Medikamentosa yang diberikan untuk pasien ini adalah operasi dan obat-obatan
lain simtomatis. Obat yang diberikan untuk pasien ini adalah infus RL, cefazolin,
ranitidin, ketorolac. Antibiotik yang digunakan adalah cefazolin karena merupakan
antibiotik spektrum luas. Pasien mendapatkan terapi ranitidin karena pasien sedang
mengalami stress, sehingga terjadi peningkatan asam lambung. Ranitidin adalah suatu
histamin antagonis reseptor H2 yang menghambat kerja histamin secara kompetitif pada
reseptor H2 dan mengurangi sekresi asam lambung. Ketorolac berfungsi sebagai
analgetik, terutama untuk pasien post operasi. Pada pasien ini, ketorolac digunakan
setelah operasi selesai.
Hasil dari penanganan pasien ini selama lima hari sangat memuaskan. Outcome
yang bagus timbul karena penanganan yang tepat cepat dan dukungan dari pasien dan
keluarga pasien yang banyak berperan dalam kesembuhan pasien. Pasien disarankan
untuk kontrol rawat jalan di Poli Bedah, tiga hari setelah diperbolehkan pulang dari
ruang rawat inap.
30
DAFTAR PUSTAKA
Andersson N, Griffiths H, Murphy J, et al. Is appendicitis familial? Br Med J 1979 Sep 22; 2: 697e8.
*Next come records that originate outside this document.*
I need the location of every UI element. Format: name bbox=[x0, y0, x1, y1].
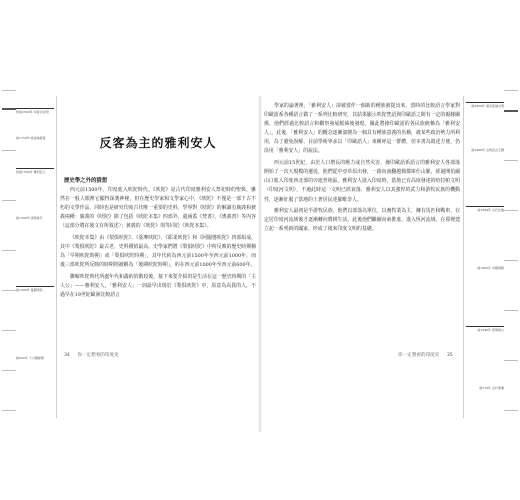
running-title: 你一定想看的印度史 bbox=[77, 353, 119, 358]
timeline-entry: 前1500年 吠陀時代 bbox=[16, 216, 43, 220]
paragraph: 雅利安人最初是半游牧民族，他們以部落為單位，以畜牧業為主，擁有馬匹和戰車，在定居印度河流域後才逐漸轉向農耕生活。此後他們繼續向東推進，進入恆河流域，在那裡建立起一系列新的國家，形成了後來印度文明的基礎。 bbox=[264, 208, 460, 233]
timeline-entry: 前1046年 西周建立 bbox=[466, 326, 504, 332]
paragraph: 西元前15世紀，由於人口增長的壓力或自然災害，操印歐語系語言的雅利安人各部落開始了一次大規模的遷徙，他們從中亞草原出發，一路向南翻越興都庫什山脈，經過開伯爾山口進入印度西北部的旁遮普地區。雅利安人進入印度時，當地已有高度發達的哈拉帕文明（印度河文明），不過此時這一文明已經衰落，雅利安人以其強悍的武力和游牧民族的機動性，逐漸征服了當地的土著居民達羅毗荼人。 bbox=[264, 160, 460, 203]
section-heading: 歷史學之外的猜想 bbox=[64, 178, 108, 184]
page-number: 34 bbox=[64, 353, 70, 358]
left-thumb-rail bbox=[2, 90, 16, 420]
right-footer bbox=[398, 352, 453, 358]
book-gutter bbox=[258, 96, 262, 432]
left-footer bbox=[64, 352, 119, 358]
timeline-entry: 約前1500年 雅利安人 bbox=[16, 168, 54, 174]
timeline-entry: 前776年 古代奧運 bbox=[479, 386, 504, 390]
right-body-text bbox=[264, 102, 460, 237]
left-page bbox=[60, 96, 256, 432]
paragraph: 西元前1500年，印度進入吠陀時代。《吠陀》是古代印度雅利安人祭祀時的聖典，雖然在一般人眼裡它顯得深奧神秘，但在歷史學家和文學家心中，《吠陀》不僅是一部千古不朽的文學作品，同時也是研究印度古代唯一重要的史料。學界對《吠陀》的解讀有廣義和狹義兩種：廣義的《吠陀》除了包括《吠陀本集》四部外，還涵蓋《梵書》、《奧義書》等內容（這部分將在後文有所敘述）；狹義的《吠陀》則等同於《吠陀本集》。 bbox=[60, 187, 256, 230]
left-timeline bbox=[16, 96, 57, 418]
right-timeline bbox=[463, 96, 504, 418]
left-body-text bbox=[60, 186, 256, 303]
right-page bbox=[264, 96, 460, 432]
timeline-entry: 前1894年 古巴比倫 bbox=[466, 206, 504, 212]
running-title: 你一定想看的印度史 bbox=[398, 353, 440, 358]
right-thumb-rail bbox=[504, 90, 518, 420]
timeline-entry: 前2686年 古埃及古王國 bbox=[471, 148, 504, 152]
timeline-entry: 前1750年 哈拉帕衰落 bbox=[16, 136, 46, 140]
timeline-entry: 前600年 十六國時期 bbox=[16, 356, 44, 360]
timeline-entry: 前1600年 中國商朝 bbox=[477, 266, 504, 270]
paragraph: 聯解吠陀時代所處年代和叢約的階段後，接下來要介紹的是生活在這一歷史時期的「主人公」——雅利安人。「雅利安人」一詞最早出現於《梨俱吠陀》中，原意為高貴的人，不過早在19世紀歐洲比較語言 bbox=[60, 274, 256, 299]
paragraph: 學家的論著裡，「雅利安人」卻被當作一個新的種族被提出來，當時的比較語言學家對印歐語系各種語言做了一系列比較研究，其結果顯示吠陀梵語與印歐語之間有一定的親緣關係，他們經過比較語言和觀察發展脈絡後發現，據此將操印歐語的各民族統稱為「雅利安人」。此後，「雅利安人」的概念逐漸演變為一個具有種族意義的名稱，被某些政治勢力所利用，為了避免誤解，目前學術界多以「印歐語人」來稱呼這一群體，但本書為敘述方便，仍沿用「雅利安人」的說法。 bbox=[264, 103, 460, 155]
timeline-entry: 前3000年 兩河流域文明 bbox=[466, 102, 504, 108]
page-number: 35 bbox=[446, 353, 453, 358]
paragraph: 《吠陀本集》由《梨俱吠陀》、《娑摩吠陀》、《耶柔吠陀》和《阿闥婆吠陀》四部組成，其中《梨俱吠陀》最古老，史料價值最高。史學家們將《梨俱吠陀》中所反映的歷史時期稱為「早期吠陀時期」或「梨俱吠陀時期」，其年代約為西元前1500年至西元前1000年，而後三部吠陀所反映的時期則被稱為「後期吠陀時期」，約在西元前1000年至西元前600年。 bbox=[60, 235, 256, 269]
chapter-title: 反客為主的雅利安人 bbox=[99, 136, 217, 150]
timeline-entry: 約前2500年 印度河文明 bbox=[16, 108, 54, 114]
timeline-entry: 前1000年 後期吠陀 bbox=[16, 286, 54, 292]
Birnbaum BA, Wilson SR. Appendicitis at the millennium. Radiology 2000 May; 215: 337e48.
Brunicardi FC, Andersen DK, Billiar TR, et al. Shwartz’s Principles of Surgery. 9th Ed. USA: McGrawHill Companies. 2010.
Puylaert JB, Rutgers PH, Lalisang RI, et al. A prospective study ofultrasonography in the diagnosis of appendicitis. N Engl J Med 1987 Sep 10; 317: 666e9.
Temple CL, Huchcroft SA, Temple WJ. The natural history of appendicitis in adults. A prospective study. Ann Surg 1995 Mar; 221: 278-81.